A CSVT file (with the same prefix as the CSV file, but a csvt suffix) specifying the data types of the columns is also created, with the following content:

"String", "Real", "Real", "Real", "Real", "Real", "Real", "Real", "Real", "Real", "Real"

Warning

The method involves a lot of computation and will therefore take a very long time for data sets that are not extremely small. The running time will increase with the number of steps.

Implementation

The heavy work is performed in the background using a worker thread. Most of the computation is performed in the worker thread using QGIS processing algorithms (Buffer, Union, Clip, Difference, Multipart to singleparts and Statistics by categories).

The main (left) progress bar is updated each time a main step (buffer size) has been completed, and the second (right) progress bar reports the progress of the individual processing algorithms (there are eight substeps for each buffer size). The current algorithm/substep is indicated in the area between the progress bars: “prep”, “inpb (1/8)”, “refb (2/8)”, “clip (3/8)”, “diff (4/8)”, “union1 (5/8)”, “union2 (6/8)”, “tosingle (7/8)” and “stat (8/8)”.

Versions

The current version is 1.1.0.

  • 1.1.0
    • Set the minimum number of steps to 2 (#1)

  • 1.0.1
    • Eliminated the superfluous “BOS” submenu under the Vector menu

    • Documentation update

    • Code cleaning (PEP 8)

  • 1.0: First official version.

Citation

Would you like to cite / reference this plugin?
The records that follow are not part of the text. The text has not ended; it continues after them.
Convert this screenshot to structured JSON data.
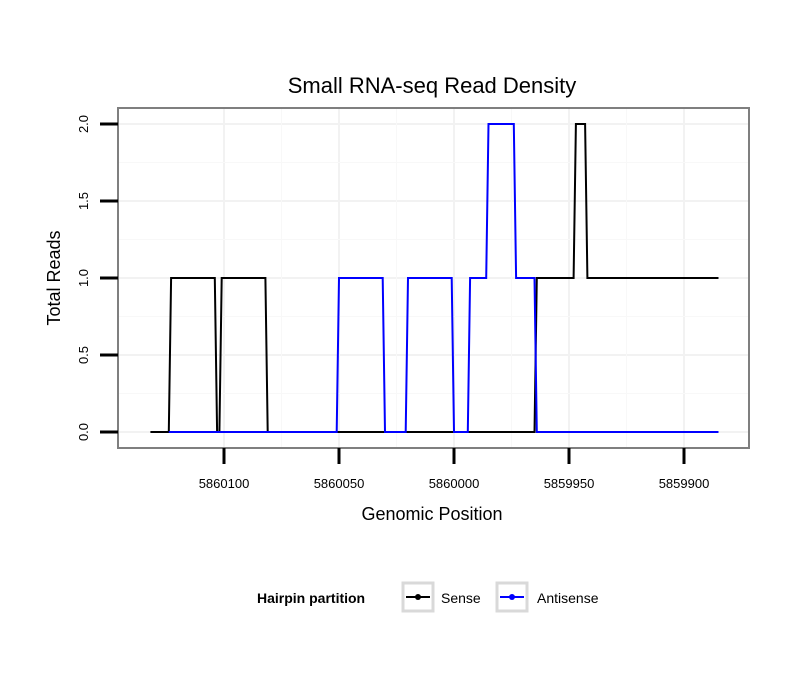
{
  "chart_data": {
    "type": "line",
    "title": "Small RNA-seq Read Density",
    "xlabel": "Genomic Position",
    "ylabel": "Total Reads",
    "xlim": [
      5860135,
      5859880
    ],
    "ylim": [
      0,
      2
    ],
    "x_ticks": [
      5860100,
      5860050,
      5860000,
      5859950,
      5859900
    ],
    "x_tick_labels": [
      "5860100",
      "5860050",
      "5860000",
      "5859950",
      "5859900"
    ],
    "y_ticks": [
      0,
      0.5,
      1,
      1.5,
      2
    ],
    "y_tick_labels": [
      "0.0",
      "0.5",
      "1.0",
      "1.5",
      "2.0"
    ],
    "grid": true,
    "legend": {
      "title": "Hairpin partition",
      "position": "bottom",
      "entries": [
        "Sense",
        "Antisense"
      ]
    },
    "series": [
      {
        "name": "Sense",
        "color": "#000000",
        "x": [
          5860132,
          5860124,
          5860123,
          5860104,
          5860103,
          5860102,
          5860101,
          5860082,
          5860081,
          5859965,
          5859964,
          5859948,
          5859947,
          5859946,
          5859943,
          5859942,
          5859920,
          5859885
        ],
        "y": [
          0,
          0,
          1,
          1,
          0,
          0,
          1,
          1,
          0,
          0,
          1,
          1,
          2,
          2,
          2,
          1,
          1,
          1
        ]
      },
      {
        "name": "Antisense",
        "color": "#0000ff",
        "x": [
          5860124,
          5860051,
          5860050,
          5860031,
          5860030,
          5860021,
          5860020,
          5860001,
          5860000,
          5859994,
          5859993,
          5859986,
          5859985,
          5859974,
          5859973,
          5859965,
          5859964,
          5859885
        ],
        "y": [
          0,
          0,
          1,
          1,
          0,
          0,
          1,
          1,
          0,
          0,
          1,
          1,
          2,
          2,
          1,
          1,
          0,
          0
        ]
      }
    ]
  }
}
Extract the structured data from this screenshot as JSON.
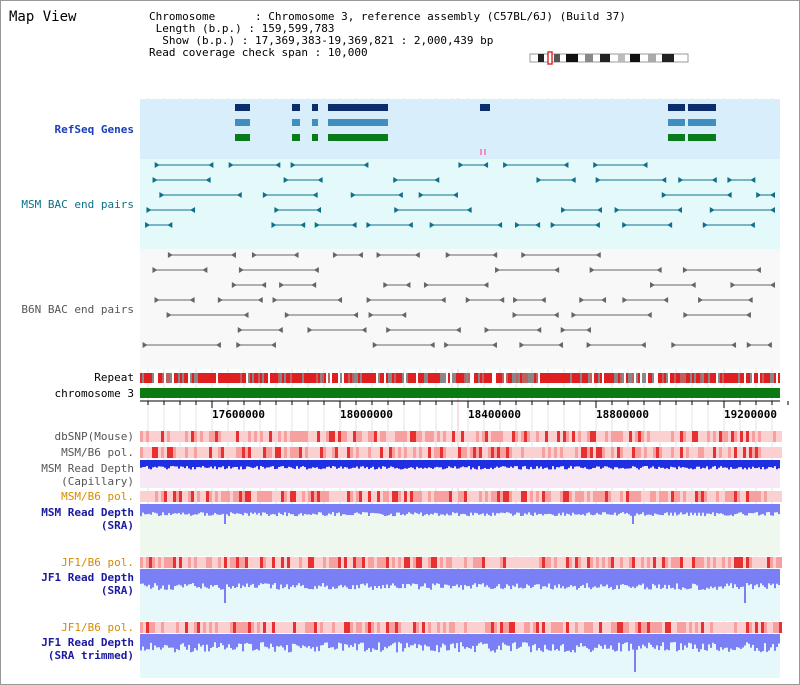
{
  "page": {
    "title": "Map View"
  },
  "header": {
    "chromosome_label": "Chromosome",
    "chromosome_value": "Chromosome 3, reference assembly (C57BL/6J) (Build 37)",
    "length_label": "Length (b.p.)",
    "length_value": "159,599,783",
    "show_label": "Show (b.p.)",
    "show_value": "17,369,383-19,369,821 : 2,000,439 bp",
    "coverage_label": "Read coverage check span",
    "coverage_value": "10,000"
  },
  "tracks": {
    "refseq": "RefSeq Genes",
    "msm_bac": "MSM BAC end pairs",
    "b6n_bac": "B6N BAC end pairs",
    "repeat": "Repeat",
    "chromosome": "chromosome 3",
    "dbsnp": "dbSNP(Mouse)",
    "msm_b6_pol": "MSM/B6 pol.",
    "msm_read_depth_cap_1": "MSM Read Depth",
    "msm_read_depth_cap_2": "(Capillary)",
    "msm_b6_pol_2": "MSM/B6 pol.",
    "msm_read_depth_sra_1": "MSM Read Depth",
    "msm_read_depth_sra_2": "(SRA)",
    "jf1_b6_pol": "JF1/B6 pol.",
    "jf1_read_depth_sra_1": "JF1 Read Depth",
    "jf1_read_depth_sra_2": "(SRA)",
    "jf1_b6_pol_2": "JF1/B6 pol.",
    "jf1_read_depth_trim_1": "JF1 Read Depth",
    "jf1_read_depth_trim_2": "(SRA trimmed)"
  },
  "axis": {
    "ticks": [
      "17600000",
      "18000000",
      "18400000",
      "18800000",
      "19200000"
    ]
  },
  "colors": {
    "refseq_bg": "#d8eefa",
    "msm_bac_bg": "#e4fafa",
    "b6n_bac_bg": "#f8f8f8",
    "gene_dark": "#0b2d6b",
    "gene_mid": "#3e8fbf",
    "gene_green": "#0a7a1a",
    "teal": "#10708c",
    "gray": "#666666",
    "repeat_red": "#e02020",
    "chrom_green": "#0b7a10",
    "pol_pink": "#f6a0a0",
    "depth_blue": "#1f2ee0",
    "depth_light": "#7b7ff5"
  }
}
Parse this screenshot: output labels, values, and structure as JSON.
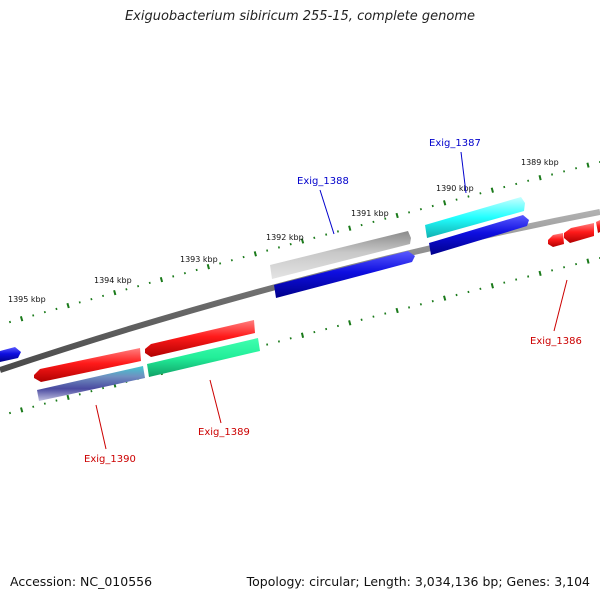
{
  "title": "Exiguobacterium sibiricum 255-15, complete genome",
  "footer": {
    "accession": "Accession: NC_010556",
    "info": "Topology: circular; Length: 3,034,136 bp; Genes: 3,104"
  },
  "scale_labels": [
    "1395 kbp",
    "1394 kbp",
    "1393 kbp",
    "1392 kbp",
    "1391 kbp",
    "1390 kbp",
    "1389 kbp"
  ],
  "gene_labels": {
    "exig_1386": "Exig_1386",
    "exig_1387": "Exig_1387",
    "exig_1388": "Exig_1388",
    "exig_1389": "Exig_1389",
    "exig_1390": "Exig_1390"
  },
  "colors": {
    "label_blue": "#0000cc",
    "label_red": "#cc0000",
    "backbone": "#808080",
    "tick": "#1a7a1a",
    "gene_red": "#ff1a1a",
    "gene_blue": "#1010e0",
    "gene_cyan": "#22ffff",
    "gene_grey": "#b8b8b8",
    "gene_green": "#22ee99",
    "gene_slate": "#5566bb"
  }
}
Tveite, H. (2020). The QGIS BOS Plugin. <URL: http://plugins.qgis.org/plugins/BOS/>.

Bibtex:

@misc{tveitebos,
  author = {Håvard Tveite},
  title = {The {QGIS} {BOS} Plugin},
  howpublished = {\url{http://plugins.qgis.org/plugins/BOS/}},
  year = {2020}
}

References

Tveite1999

Tveite, H. and Langaas S., 1999. An accuracy assessment method for geographical line data sets based on buffering. International Journal of Geographical Information Science, 13, pp. 27-47.